In this Q&A—courtesy of UC Davis Health—Dr. Murphy discusses the importance of T-cell therapy and its implications for developing cancer treatments. His work is a collaboration between CIRM, the nonprofit organization Caring Cross, and UC Davis Health. 


What are B-cell malignancies? 

B-cells are a type of white blood cells that make antibodies. They are key to the body’s immune system. When healthy B-cells change into fast-growing cancer cells that don’t die, they cause B-cell malignancies. 

This can affect people at different ages. They may show up in children as B-cell acute lymphoblastic leukemia (B-ALL), an aggressive blood and bone marrow cancer. In adults, they make up about 85% of non-Hodgkin lymphoma (NHL), a cancer that starts in B lymphocytes. In the elderly, B-cell malignancies may come as multiple myeloma, a cancer of the plasma cells. 

There are different lines of treatments for B-cell lymphoma and leukemia, including immunotherapy using chimeric antigen receptor (CAR) T cells. These cells have revolutionized cancer treatment since they have been shown to work, and cure, when nothing else can. 

What is chimeric antigen receptor (CAR) T-cell therapy? 

Chimeric antigen receptor (CAR) T-cell therapy uses the body’s own defenses to fight disease. It is a new and exciting form of immunotherapy that works by modifying the receptors of immune cells (T cells) involving antibodies to target specific cancers, such as leukemias and lymphomas. 

CAR T cells are being used to treat some blood cancers with long-term success. The U.S. Food and Drug Administration (FDA) first approved CAR T-cell therapy in 2017. Their use is growing rapidly and being applied to other tumor types. Yet, this therapy is extremely expensive, even with insurance. It’s also a very intensive procedure and it takes time to generate the CAR T cells from the patient. 

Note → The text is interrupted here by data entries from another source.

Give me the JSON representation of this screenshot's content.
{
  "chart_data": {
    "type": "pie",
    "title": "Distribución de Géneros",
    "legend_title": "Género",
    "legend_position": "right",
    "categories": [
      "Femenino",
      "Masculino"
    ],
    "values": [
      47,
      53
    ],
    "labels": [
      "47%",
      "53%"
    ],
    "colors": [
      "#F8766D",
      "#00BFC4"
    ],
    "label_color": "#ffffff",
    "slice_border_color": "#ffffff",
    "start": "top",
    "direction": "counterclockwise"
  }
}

While it could be considered a game changer, one of the issues with this therapy is the case relapse rate. The big holy grail in cancer therapy is how to prevent tumors from evading or escaping the immune attack. Around 60% of patients who get CAR therapy see their cancer return. If we can get the relapse rate down to negligible, that would be a tremendous advance. 

How do you intend to use CAR products to reduce cancer relapse? 

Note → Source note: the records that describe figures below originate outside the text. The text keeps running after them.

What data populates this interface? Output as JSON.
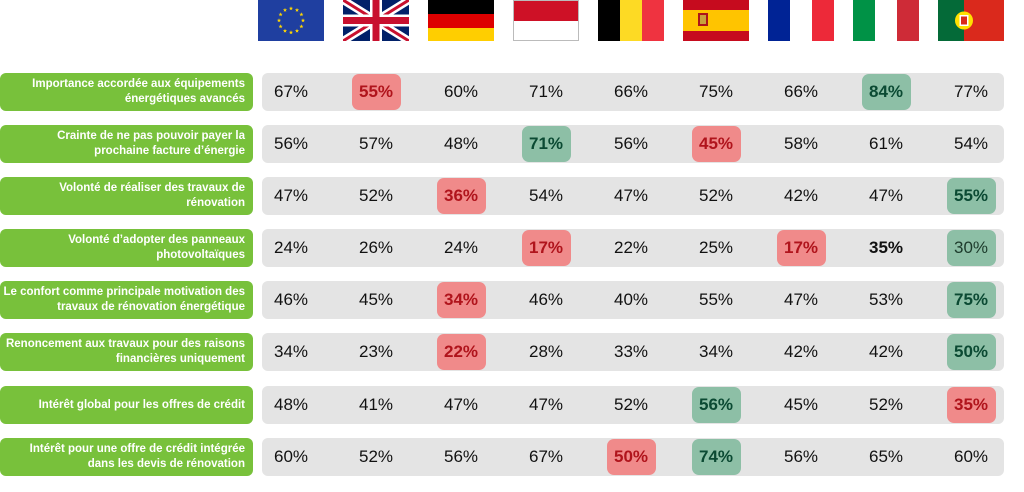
{
  "chart_data": {
    "type": "table",
    "columns": [
      {
        "flag": "european-union",
        "icon": "eu-flag-icon"
      },
      {
        "flag": "united-kingdom",
        "icon": "uk-flag-icon"
      },
      {
        "flag": "germany",
        "icon": "germany-flag-icon"
      },
      {
        "flag": "monaco",
        "icon": "monaco-flag-icon"
      },
      {
        "flag": "belgium",
        "icon": "belgium-flag-icon"
      },
      {
        "flag": "spain",
        "icon": "spain-flag-icon"
      },
      {
        "flag": "france",
        "icon": "france-flag-icon"
      },
      {
        "flag": "italy",
        "icon": "italy-flag-icon"
      },
      {
        "flag": "portugal",
        "icon": "portugal-flag-icon"
      }
    ],
    "rows": [
      {
        "label": "Importance accordée aux équipements énergétiques avancés",
        "values": [
          "67%",
          "55%",
          "60%",
          "71%",
          "66%",
          "75%",
          "66%",
          "84%",
          "77%"
        ],
        "highlights": [
          null,
          "low",
          null,
          null,
          null,
          null,
          null,
          "high",
          null
        ]
      },
      {
        "label": "Crainte de ne pas pouvoir payer la prochaine facture d’énergie",
        "values": [
          "56%",
          "57%",
          "48%",
          "71%",
          "56%",
          "45%",
          "58%",
          "61%",
          "54%"
        ],
        "highlights": [
          null,
          null,
          null,
          "high",
          null,
          "low",
          null,
          null,
          null
        ]
      },
      {
        "label": "Volonté de réaliser des travaux de rénovation",
        "values": [
          "47%",
          "52%",
          "36%",
          "54%",
          "47%",
          "52%",
          "42%",
          "47%",
          "55%"
        ],
        "highlights": [
          null,
          null,
          "low",
          null,
          null,
          null,
          null,
          null,
          "high"
        ]
      },
      {
        "label": "Volonté d’adopter des panneaux photovoltaïques",
        "values": [
          "24%",
          "26%",
          "24%",
          "17%",
          "22%",
          "25%",
          "17%",
          "35%",
          "30%"
        ],
        "highlights": [
          null,
          null,
          null,
          "low",
          null,
          null,
          "low",
          "bold",
          "high-plain"
        ]
      },
      {
        "label": "Le confort comme principale motivation des travaux de rénovation énergétique",
        "values": [
          "46%",
          "45%",
          "34%",
          "46%",
          "40%",
          "55%",
          "47%",
          "53%",
          "75%"
        ],
        "highlights": [
          null,
          null,
          "low",
          null,
          null,
          null,
          null,
          null,
          "high"
        ]
      },
      {
        "label": "Renoncement aux travaux pour des raisons financières uniquement",
        "values": [
          "34%",
          "23%",
          "22%",
          "28%",
          "33%",
          "34%",
          "42%",
          "42%",
          "50%"
        ],
        "highlights": [
          null,
          null,
          "low",
          null,
          null,
          null,
          null,
          null,
          "high"
        ]
      },
      {
        "label": "Intérêt global pour les offres de crédit",
        "values": [
          "48%",
          "41%",
          "47%",
          "47%",
          "52%",
          "56%",
          "45%",
          "52%",
          "35%"
        ],
        "highlights": [
          null,
          null,
          null,
          null,
          null,
          "high",
          null,
          null,
          "low"
        ]
      },
      {
        "label": "Intérêt pour une offre de crédit intégrée dans les devis de rénovation",
        "values": [
          "60%",
          "52%",
          "56%",
          "67%",
          "50%",
          "74%",
          "56%",
          "65%",
          "60%"
        ],
        "highlights": [
          null,
          null,
          null,
          null,
          "low",
          "high",
          null,
          null,
          null
        ]
      }
    ]
  },
  "colors": {
    "label_bg": "#78c13b",
    "band_bg": "#e4e4e4",
    "low_bg": "#f08a8a",
    "low_text": "#b0141c",
    "high_bg": "#8dbfa6",
    "high_text": "#0b4a33"
  }
}
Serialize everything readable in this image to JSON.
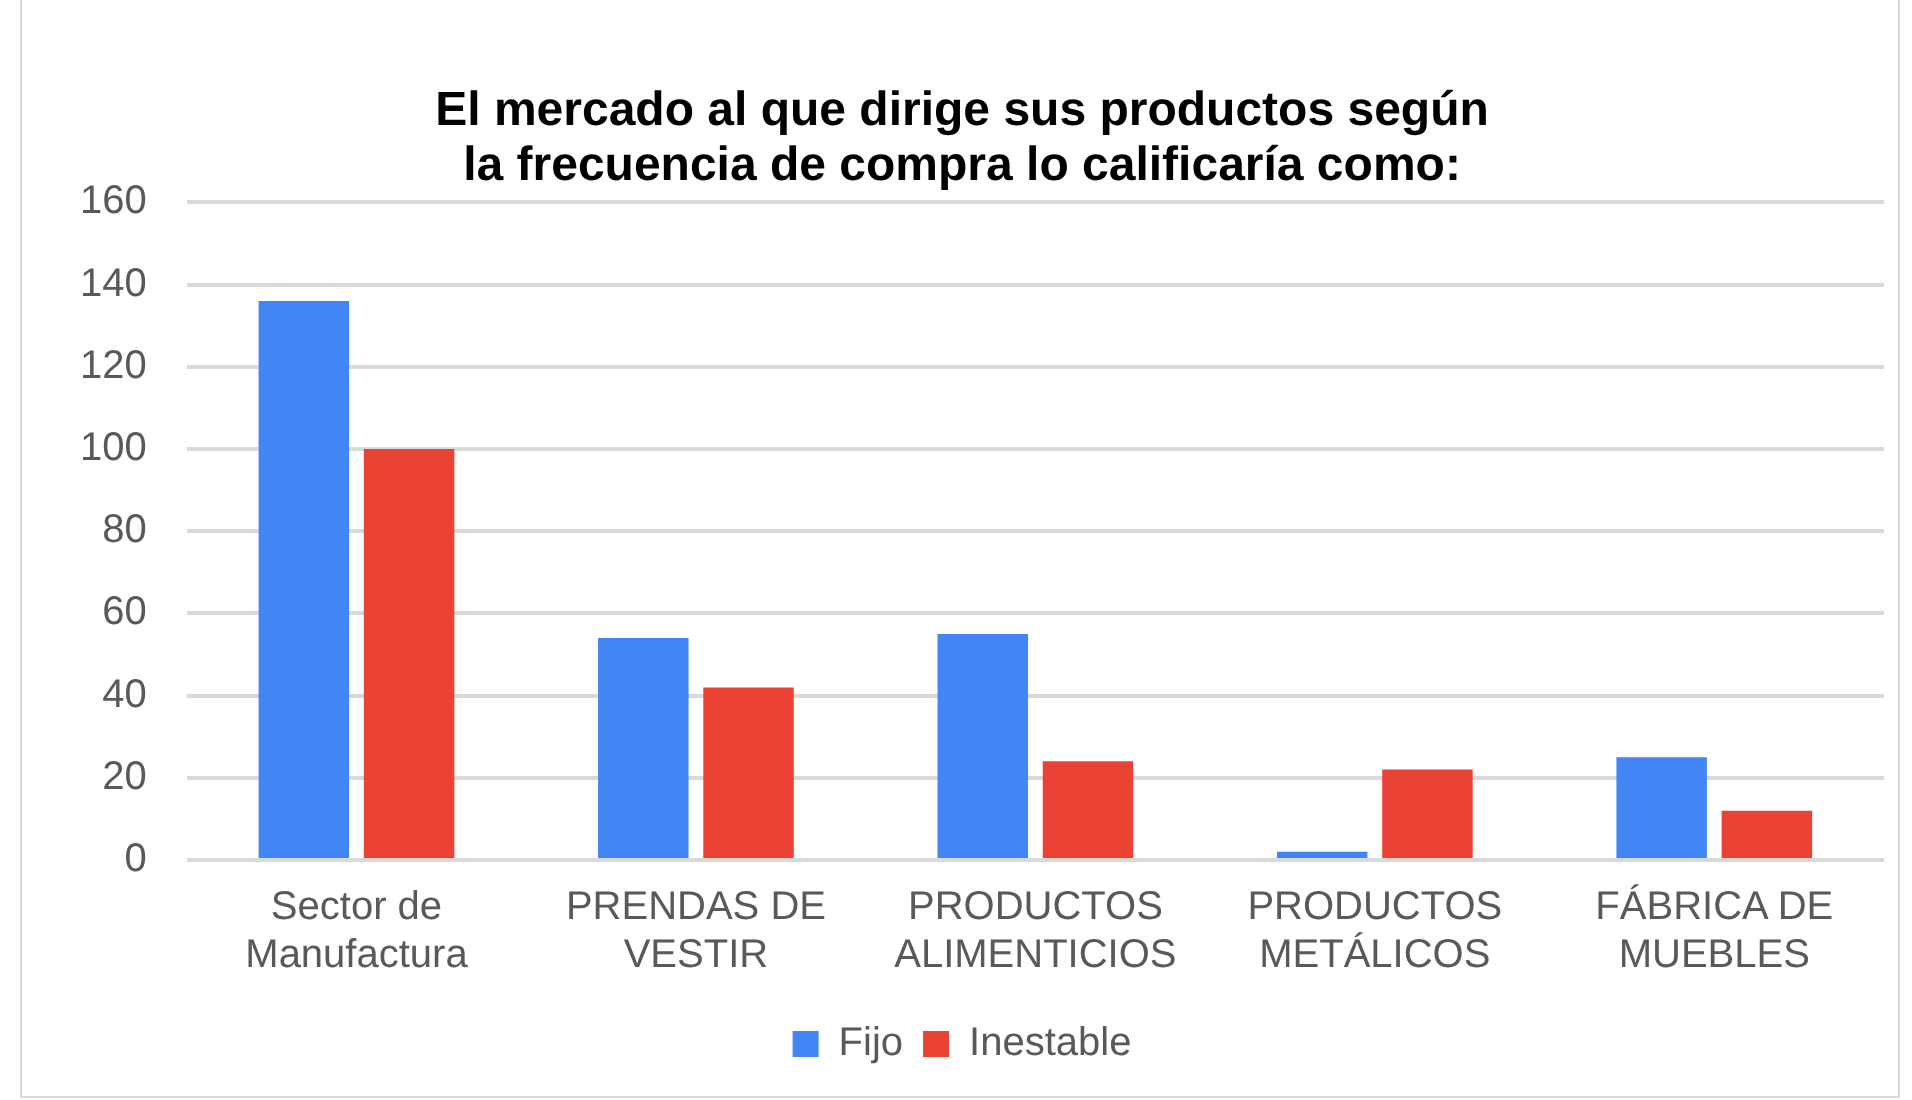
{
  "chart_data": {
    "type": "bar",
    "title": "El mercado al que dirige sus productos según la frecuencia de compra lo calificaría como:",
    "categories": [
      "Sector de Manufactura",
      "PRENDAS DE VESTIR",
      "PRODUCTOS ALIMENTICIOS",
      "PRODUCTOS METÁLICOS",
      "FÁBRICA DE MUEBLES"
    ],
    "series": [
      {
        "name": "Fijo",
        "color": "#4285f4",
        "values": [
          136,
          54,
          55,
          2,
          25
        ]
      },
      {
        "name": "Inestable",
        "color": "#ea4335",
        "values": [
          100,
          42,
          24,
          22,
          12
        ]
      }
    ],
    "ylim": [
      0,
      160
    ],
    "yticks": [
      0,
      20,
      40,
      60,
      80,
      100,
      120,
      140,
      160
    ],
    "grid": "y",
    "legend": "bottom"
  }
}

In CAR therapy, we take the immune T cells from a patient and use gene therapy to give a new receptor to signal and direct the T cell. The receptor usually has an antibody that recognizes a particular tumor antigen. Current FDA-approved CAR T therapies only target one tumor antigen. 

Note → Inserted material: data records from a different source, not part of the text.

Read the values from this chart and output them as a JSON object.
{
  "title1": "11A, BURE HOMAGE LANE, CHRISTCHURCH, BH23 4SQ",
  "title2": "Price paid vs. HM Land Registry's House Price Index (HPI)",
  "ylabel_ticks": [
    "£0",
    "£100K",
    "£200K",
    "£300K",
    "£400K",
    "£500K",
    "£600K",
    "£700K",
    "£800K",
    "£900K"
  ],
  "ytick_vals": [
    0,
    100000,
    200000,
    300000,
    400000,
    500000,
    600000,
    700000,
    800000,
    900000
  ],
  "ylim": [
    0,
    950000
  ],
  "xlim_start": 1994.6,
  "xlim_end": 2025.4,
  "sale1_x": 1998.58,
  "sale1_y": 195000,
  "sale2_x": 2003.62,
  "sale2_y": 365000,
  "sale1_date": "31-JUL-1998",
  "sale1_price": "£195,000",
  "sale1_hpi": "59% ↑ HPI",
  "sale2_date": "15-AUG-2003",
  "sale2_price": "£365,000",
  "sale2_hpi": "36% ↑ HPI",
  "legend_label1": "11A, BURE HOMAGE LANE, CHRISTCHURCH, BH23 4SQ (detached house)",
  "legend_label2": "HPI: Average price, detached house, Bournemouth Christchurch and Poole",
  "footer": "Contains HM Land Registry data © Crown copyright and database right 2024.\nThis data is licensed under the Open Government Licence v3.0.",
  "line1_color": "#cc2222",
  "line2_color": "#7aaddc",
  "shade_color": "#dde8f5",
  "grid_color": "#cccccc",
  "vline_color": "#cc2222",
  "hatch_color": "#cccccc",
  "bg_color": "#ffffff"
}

CARs have had tremendous success. However, there is significant patient relapse because the tumor adapts and may lose that one antigen that we are targeting, allowing it to escape the treatment. Our strategy is to target multiple antigens to reduce the potential for relapse since the tumor cannot adapt that quickly. 

We are also proposing a novel vector that will carry a CAR product, known as DuoCAR, that targets three antigens at the same time. As long as the tumor has one of the three antigens, then there’s little chance for the tumor to escape all three antibodies. This is similar to when you think about HIV treatment with the triple-drug therapy, where one alone is not sufficient. 

The hope is that the 60 to 70% of the population who would have relapsed if they had the original CAR T cell treatment, would have a home run with our kind of treatment or product. 

So, is this treatment for cancer patients who have relapsed? 

We see this product as a new frontline therapy and not just for patients who relapse. What the patient has to go through in order for CAR T therapy to work is very strenuous. So, yes, if there are relapsed patients, they can be given DuoCAR, but we’re also hoping this will become the new standard of care, replacing the other CARs in the future for everyone.